Beitrag vom 15.11.2012 - 10:24 Uhr
User
User ( Beiträge)
Was für den A380 nunmal satte 9 Jahre zu spät wäre (Prototypenzeit nicht mitgerechnet).

Wenn du also darauf baust, das Airbus deswegen nie einen Klapflügel bauen könnte, weil Boeing ein Patent dafür hat, dann bist du wohl leider reichlich realitätsfremd und naiv noch dazu.

Flügeltüren haben die schöne Eigenschaft, erheblich einfacher ausgelegt zu sein als solch ein Klappmechanismus. Aufgrund der extrem hohen Zuverlässigkeitswerte, die ein solcher erfüllen muss, sind die Konstruktionsmöglichkeiten begrenzt. Weiter begrenzt werden sie dadurch, dass das System nicht zu komplex (=schwer) werden darf.
Ja, es gibt sicher mehr als eine Möglichkeit das zu bauen, aber kaum eine wird ansatzweise sinnvoll sein. Airbus würde es sich zweimal überlegen, so einen Schwachsinn mitzumachen, wenn die sinnvollste Konstruktionslösung (und das traue ich Boeing hier einfach mal zu) schon patentiert ist.

Dieser Beitrag wurde am 15.11.2012 10:28 Uhr bearbeitet.
Beitrag vom 15.11.2012 - 15:23 Uhr
User
User ( Beiträge)
Was für den A380 nunmal satte 9 Jahre zu spät wäre (Prototypenzeit nicht mitgerechnet).

Wenn du also darauf baust, das Airbus deswegen nie einen Klapflügel bauen könnte, weil Boeing ein Patent dafür hat, dann bist du wohl leider reichlich realitätsfremd und naiv noch dazu.

Flügeltüren haben die schöne Eigenschaft, erheblich einfacher ausgelegt zu sein als solch ein Klappmechanismus. Aufgrund der extrem hohen Zuverlässigkeitswerte, die ein solcher erfüllen muss, sind die Konstruktionsmöglichkeiten begrenzt. Weiter begrenzt werden sie dadurch, dass das System nicht zu komplex (=schwer) werden darf.
Ja, es gibt sicher mehr als eine Möglichkeit das zu bauen, aber kaum eine wird ansatzweise sinnvoll sein.

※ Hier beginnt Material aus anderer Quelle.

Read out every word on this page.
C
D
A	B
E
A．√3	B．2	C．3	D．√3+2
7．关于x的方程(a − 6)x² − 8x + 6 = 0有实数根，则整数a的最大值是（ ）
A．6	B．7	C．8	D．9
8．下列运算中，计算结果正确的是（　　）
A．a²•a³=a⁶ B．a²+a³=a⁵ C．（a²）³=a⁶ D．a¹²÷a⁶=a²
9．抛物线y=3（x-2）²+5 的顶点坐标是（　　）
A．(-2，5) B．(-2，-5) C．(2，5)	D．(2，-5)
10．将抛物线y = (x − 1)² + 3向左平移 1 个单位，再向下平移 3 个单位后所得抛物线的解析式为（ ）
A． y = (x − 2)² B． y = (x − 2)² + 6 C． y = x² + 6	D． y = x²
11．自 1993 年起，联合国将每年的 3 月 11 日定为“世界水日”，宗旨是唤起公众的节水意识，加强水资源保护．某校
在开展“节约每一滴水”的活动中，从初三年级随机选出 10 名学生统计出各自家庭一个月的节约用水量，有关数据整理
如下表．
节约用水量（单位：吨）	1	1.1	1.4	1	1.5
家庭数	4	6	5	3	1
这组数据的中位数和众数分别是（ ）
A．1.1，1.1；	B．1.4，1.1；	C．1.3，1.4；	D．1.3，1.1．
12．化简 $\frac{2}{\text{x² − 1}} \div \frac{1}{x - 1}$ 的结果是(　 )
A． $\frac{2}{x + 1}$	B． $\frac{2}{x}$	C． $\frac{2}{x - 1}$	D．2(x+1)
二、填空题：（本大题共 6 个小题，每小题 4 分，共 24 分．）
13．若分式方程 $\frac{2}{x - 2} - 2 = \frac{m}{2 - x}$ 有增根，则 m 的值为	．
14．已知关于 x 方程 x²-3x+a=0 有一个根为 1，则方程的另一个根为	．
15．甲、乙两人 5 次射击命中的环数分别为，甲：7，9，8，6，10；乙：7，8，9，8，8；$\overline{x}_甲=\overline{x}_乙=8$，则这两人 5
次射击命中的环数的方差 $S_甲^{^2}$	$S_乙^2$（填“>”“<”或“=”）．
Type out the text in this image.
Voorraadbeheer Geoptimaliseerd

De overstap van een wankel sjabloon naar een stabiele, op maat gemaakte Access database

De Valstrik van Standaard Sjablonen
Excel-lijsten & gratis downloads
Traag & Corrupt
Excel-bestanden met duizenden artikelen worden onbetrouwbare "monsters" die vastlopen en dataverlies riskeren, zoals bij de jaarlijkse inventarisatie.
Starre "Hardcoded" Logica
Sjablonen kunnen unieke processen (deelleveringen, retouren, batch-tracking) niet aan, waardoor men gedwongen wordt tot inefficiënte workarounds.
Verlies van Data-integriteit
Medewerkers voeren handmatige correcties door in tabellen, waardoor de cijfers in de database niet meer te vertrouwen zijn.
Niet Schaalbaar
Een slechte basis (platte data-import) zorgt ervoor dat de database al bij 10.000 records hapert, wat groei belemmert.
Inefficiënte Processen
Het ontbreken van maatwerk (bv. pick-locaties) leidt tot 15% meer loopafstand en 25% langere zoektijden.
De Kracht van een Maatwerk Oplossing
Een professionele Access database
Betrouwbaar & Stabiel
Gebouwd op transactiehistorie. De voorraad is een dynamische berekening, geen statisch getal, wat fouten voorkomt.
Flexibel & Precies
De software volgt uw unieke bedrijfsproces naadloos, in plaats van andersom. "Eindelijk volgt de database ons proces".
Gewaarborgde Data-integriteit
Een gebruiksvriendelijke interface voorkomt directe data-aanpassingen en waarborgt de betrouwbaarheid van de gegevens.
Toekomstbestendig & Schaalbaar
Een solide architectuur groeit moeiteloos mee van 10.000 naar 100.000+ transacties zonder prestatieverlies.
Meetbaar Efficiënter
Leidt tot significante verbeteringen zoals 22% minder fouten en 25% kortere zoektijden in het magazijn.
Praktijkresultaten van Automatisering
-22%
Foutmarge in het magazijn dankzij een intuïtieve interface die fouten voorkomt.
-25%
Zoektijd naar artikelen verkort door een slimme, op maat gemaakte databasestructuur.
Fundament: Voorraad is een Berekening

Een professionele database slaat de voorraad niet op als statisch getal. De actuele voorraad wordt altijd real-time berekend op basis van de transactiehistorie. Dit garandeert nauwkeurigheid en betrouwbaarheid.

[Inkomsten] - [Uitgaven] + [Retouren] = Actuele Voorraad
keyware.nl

Airbus würde es sich zweimal überlegen, so einen Schwachsinn mitzumachen, wenn die sinnvollste Konstruktionslösung (und das traue ich Boeing hier einfach mal zu) schon patentiert ist.

Sorry saftfrucht, aber solch eine Aussage ist wohl der absurdeste Schwachsinn den ich hier in den letzten Jahren gelesen habe. DIE perfekte Lösung gibt es in der Technik nie, in 22 Jahren als Entwicklungs-Ing. habe ich die perfekte Lösung noch nie erleben können, jede Lösung ist eine Ansammlung von Kompromissen, sowohl in Bezug auf Haltbarkeit, Kosten, Materialauswahl wie auch Funktion und Auslegung. Und aus dieser Kompromisssammlung sucht sich ein jeder Entwickler die für ihn beste Lösung (Perfektion ist dabei ausgeschlossen) Der Glaube an das perfekte System unterscheidet die Fanboys von den Fachleuten, die kennen die Schwachstellen und Einschränkungen.
Zu wem du wohl gehörst?. Weder Airbus noch Boeing haben für irgendetwas die perfekte Lösung, Beide legen ihre Flugzeugtypen so aus, dass sie für eine möglichst breite Maße ihrer Kunden passt, das kann man nur mit Kompromissen, sonst hätte man für jedes Szenario einen eigenen Flugzeugtyp und das wären tausende. Airbus und Boeing haben beide ihre Vor und Nachteile, beiden haben für das gleiche Problem durchaus unterschiedliche Ansätze als Lösung und beide Systeme funktionieren sehr gut (ca. 99%), was aber auch heißt, das beide es nicht versuchen werden, die jeweils andere Lösung zu kopieren.